Telford College has worked closely with employers and driver trainers to create a ‘Sector-based Work Academy’ specifically designed to provide jobseekers with the skills required for driving goods vehicles.
The next sessions kick off in Telford on September 13 and 27, with the potential of further dates to follow, subject to demand. All the details can be found at www.telfordcollege.ac.uk/sbwa/.
The free courses are available to anyone over the age of 19 who is actively seeking employment, and in receipt of either universal credit or jobseekers’ allowance.
Applicants will also need to hold a valid UK Category B manual car driving licence, hold no more than six penalty points on their licence, and be referred by a job centre advisor.
Widespread supply chain issues caused by the current HGV driver shortage are now hitting a range of sectors, including food, drink and medicines.

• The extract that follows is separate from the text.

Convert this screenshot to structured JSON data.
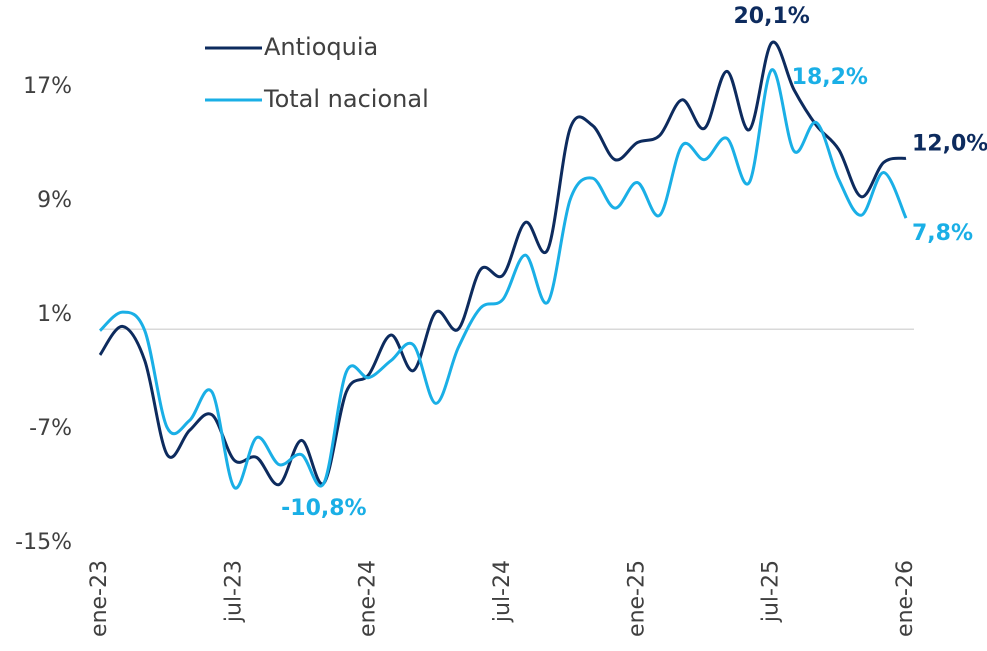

The haulage industry says it has suffered from a post-Brexit exodus of drivers, an ageing and retiring workforce, and Covid-related disruption which have combined to bring some supply chains close to breaking point.
Graham Reynolds, Telford College’s business programme manager, said: “There is a huge shortage of drivers in the industry at the moment, and it is having a knock-on effect for supplies to supermarkets, restaurants and other retailers.
“Because the need for drivers is so high, it’s a great time for licenced drivers to join the industry – with many organisations offering competitive rates and incentives.”
Telford College is currently working with a number of top employers in the area, including Muller, Culina and Blakemore, which are committed to taking on newly qualified drivers.
Graham added: “The industry has suggested a shortfall of somewhere between 90,000 and 100,000 drivers – the shortage has grown over the past few years and been worsened following Covid, and Brexit.
“The greatest barrier for individuals looking to get into the industry is gaining their Category C licence – sometimes referred to as a Class Two licence – which enables them to drive vehicles up to 7.5 tonnes.
“This can be costly, and for individuals who are unemployed they can find themselves instantly priced out of training and licencing.
“Our Sector-Based Work Academy programme enables jobseekers to undertake a supported programme of study to gain qualifications, improve their employability skills and importantly support them with the costs of licence acquisition.
“There are no direct costs to the individual for their driver theory practice, initial theory tests, practical training or Driver Certificate of Professional Competence (CPC).”
Telford College is also working closely with the West Midlands Combined Authority to provide an HGV pilot scheme across Wolverhampton and Birmingham to help bring even more new drivers into the sector.